A Carta fundamenta-se na tomada do poder pelo Alto Comando Militar, que destituiu o Presidente da República, suspendeu parcialmente a Constituição, o ato eleitoral e o funcionamento das instituições, alegando a existência de um plano de desestabilização com recurso ao narcotráfico, manipulação eleitoral, incitamento ao ódio e descoberta de um depósito clandestino de armamento de guerra.
O texto mantém em vigor os capítulos constitucionais relativos aos direitos, liberdades e garantias, deveres fundamentais e poder judicial, e reafirma o compromisso do país com os acordos internacionais.
A estrutura política de transição inclui quatro órgãos principais: o Presidente da República de Transição, o Alto Comando Militar, o Conselho Nacional de Transição e o Governo de Transição. O Presidente de Transição será designado pelo Alto Comando Militar, investido em sessão solene e impedido de exercer funções partidárias ou cargos remunerados públicos ou privados. O mandato termina com a posse do próximo Presidente eleito.
O Conselho Nacional de Transição, órgão máximo legislativo e de fiscalização política durante o processo transitório, será composto por 65 membros designados pelo Presidente da República de Transição, pelo Alto Comando Militar, pelos partidos políticos e por organizações da sociedade civil.

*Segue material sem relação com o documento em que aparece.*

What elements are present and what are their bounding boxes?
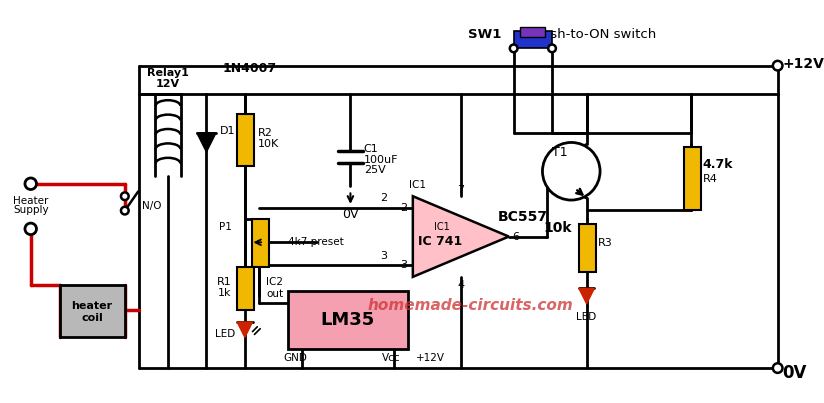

Compete-lhe preparar a revisão constitucional, acompanhar a atividade do Governo e adotar o plano de ação e o roteiro da transição.
O Governo de Transição, constituído pelo Primeiro-Ministro, Ministros e Secretários de Estado, assume a condução política, administrativa, económica, social e de segurança, sendo responsável por organizar as eleições presidenciais e legislativas, executar compromissos internacionais e gerir a administração pública. Os seus membros respondem civil e criminalmente pelos atos praticados no exercício das funções.
A Carta também define que o Presidente e o Primeiro-Ministro de Transição não poderão candidatar-se às eleições que marcarão o fim do processo. O Supremo Tribunal de Justiça é indicado como depositário do documento e órgão competente para dirimir conflitos de interpretação.
O período de transição terminará com a posse do Presidente da República eleito e o início da nova legislatura. Até à plena instalação dos órgãos previstos, o Alto Comando Militar manterá a adoção de medidas necessárias para garantir os poderes públicos e proteger os direitos dos cidadãos.
A Carta Política de Transição foi assinada em Bissau, a 27 de novembro de 2025, pelo Alto Comando Militar.